Thanks for everyone's help, I've added comments to show changes I've made.
int reverse(int n)
{
int r = 0;
int i = 0;
for(i = 0; i < 29; i++) //Should be i < 32
{
r = (r << 1) + (n & 1); //| instead of + to make it obvious I'm handling bits
n >>=1;
}
return r;
}
Here is my printBits function:
void printBits(int n)
{
int mask = 0X10000000; //unsigned int mask = 0X80000000;
while (mask)
{
if (mask & n)
{
printf("1");
}
else
{
printf("0");
}
mask >>= 1;
}
printf("\n");
}
And a working? reverse function
int reverse2(int n)
{
int r = n;
int s = sizeof(n) * 7; // int s = (sizeof(n) * 8) -1
for (n >>= 1; n; n >>=1)
{
r <<=1;
r |= n & 1;
s--;
r <<= s;
return r;
}
int mask = 0X10000000;
puts a 1 in bit 28. You want 0X80000000.
You have:
int mask = 0x10000000;
There are two problems here. You don't have the high bit set, and if you did, it still (probably) wouldn't work, as your compiler would be using arithmetic shift on a signed int.

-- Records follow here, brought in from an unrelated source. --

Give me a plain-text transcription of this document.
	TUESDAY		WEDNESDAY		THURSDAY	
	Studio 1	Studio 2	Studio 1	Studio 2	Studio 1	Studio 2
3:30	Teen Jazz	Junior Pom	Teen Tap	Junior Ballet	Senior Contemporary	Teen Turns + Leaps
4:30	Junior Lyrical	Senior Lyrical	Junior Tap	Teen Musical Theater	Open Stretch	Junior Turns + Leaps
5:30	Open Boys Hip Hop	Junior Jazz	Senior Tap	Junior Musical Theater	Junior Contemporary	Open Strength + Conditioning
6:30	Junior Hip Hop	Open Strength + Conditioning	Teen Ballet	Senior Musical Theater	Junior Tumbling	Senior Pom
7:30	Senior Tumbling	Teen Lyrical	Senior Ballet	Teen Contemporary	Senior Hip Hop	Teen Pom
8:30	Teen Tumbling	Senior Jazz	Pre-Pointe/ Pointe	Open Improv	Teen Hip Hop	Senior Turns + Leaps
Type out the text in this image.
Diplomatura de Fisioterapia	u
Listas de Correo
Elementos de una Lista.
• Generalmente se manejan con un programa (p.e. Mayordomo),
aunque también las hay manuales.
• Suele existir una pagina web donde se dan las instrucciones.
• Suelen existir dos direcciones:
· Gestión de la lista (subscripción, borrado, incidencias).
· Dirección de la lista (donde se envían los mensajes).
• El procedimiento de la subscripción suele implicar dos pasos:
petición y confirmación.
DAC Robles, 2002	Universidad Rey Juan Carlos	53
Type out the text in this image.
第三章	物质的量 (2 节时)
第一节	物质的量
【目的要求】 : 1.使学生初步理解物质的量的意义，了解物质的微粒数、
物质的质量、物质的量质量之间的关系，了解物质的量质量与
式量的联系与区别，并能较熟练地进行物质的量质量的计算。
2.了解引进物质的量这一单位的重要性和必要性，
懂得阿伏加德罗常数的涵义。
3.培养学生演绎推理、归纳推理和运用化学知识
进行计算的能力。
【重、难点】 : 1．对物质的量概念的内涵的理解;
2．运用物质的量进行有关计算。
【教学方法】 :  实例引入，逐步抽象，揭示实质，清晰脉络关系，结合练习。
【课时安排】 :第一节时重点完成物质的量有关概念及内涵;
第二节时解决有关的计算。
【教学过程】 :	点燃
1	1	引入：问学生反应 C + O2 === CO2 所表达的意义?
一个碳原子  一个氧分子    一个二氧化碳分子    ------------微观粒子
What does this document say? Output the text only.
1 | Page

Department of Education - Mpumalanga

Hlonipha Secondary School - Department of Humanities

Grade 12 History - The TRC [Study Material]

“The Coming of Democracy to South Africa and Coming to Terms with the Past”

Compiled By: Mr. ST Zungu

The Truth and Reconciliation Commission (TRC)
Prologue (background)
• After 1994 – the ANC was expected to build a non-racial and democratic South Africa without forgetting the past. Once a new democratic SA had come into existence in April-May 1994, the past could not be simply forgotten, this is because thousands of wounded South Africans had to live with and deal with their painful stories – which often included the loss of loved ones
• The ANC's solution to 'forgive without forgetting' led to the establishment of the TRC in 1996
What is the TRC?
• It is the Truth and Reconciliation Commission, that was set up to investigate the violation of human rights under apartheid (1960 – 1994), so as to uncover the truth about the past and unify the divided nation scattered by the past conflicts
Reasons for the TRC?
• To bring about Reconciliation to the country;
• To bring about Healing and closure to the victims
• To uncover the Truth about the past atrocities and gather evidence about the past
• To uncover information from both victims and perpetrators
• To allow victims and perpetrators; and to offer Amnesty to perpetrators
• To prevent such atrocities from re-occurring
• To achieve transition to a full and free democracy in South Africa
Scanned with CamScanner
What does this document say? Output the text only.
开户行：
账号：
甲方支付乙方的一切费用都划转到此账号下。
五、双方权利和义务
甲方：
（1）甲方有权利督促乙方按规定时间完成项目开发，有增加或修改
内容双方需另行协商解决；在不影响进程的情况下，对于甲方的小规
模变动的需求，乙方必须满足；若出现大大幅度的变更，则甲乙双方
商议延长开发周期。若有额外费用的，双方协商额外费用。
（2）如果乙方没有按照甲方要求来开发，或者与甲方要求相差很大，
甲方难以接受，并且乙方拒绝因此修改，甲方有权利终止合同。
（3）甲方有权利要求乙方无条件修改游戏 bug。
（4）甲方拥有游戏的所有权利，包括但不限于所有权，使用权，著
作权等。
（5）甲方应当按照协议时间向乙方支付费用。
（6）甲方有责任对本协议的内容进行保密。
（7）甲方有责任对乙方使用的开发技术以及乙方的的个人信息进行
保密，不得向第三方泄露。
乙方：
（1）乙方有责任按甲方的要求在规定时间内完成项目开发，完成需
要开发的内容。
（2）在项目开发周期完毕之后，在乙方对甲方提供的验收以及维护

You want to change your mask to:
unsigned int mask = 0x80000000;
For arithmetic shift, shifting 0x80000000 right will never become zero, as the sign bit will be magically extended into the other bits. See here for more details on arithmetic shift.
Print Bits is wrong, its 0x80000000 not 0x10000000.
>>> bin (0x80000000)
'0b10000000000000000000000000000000'
>>> bin (0x10000000)
'0b10000000000000000000000000000'
See 0x1... doesnt set the highest bit.
Instead of +, you should use | (bitwise or). And you should use < 32.
As written, this will reverse the lower 29 bits of n into r. The top three bits of n will be left in n (shifted down 29 bits) and not returned.
I would suspect a problem with your printBits function if you see something else.
edit
Your printBits function prints the lower 29 bits of n, so it all makes sense.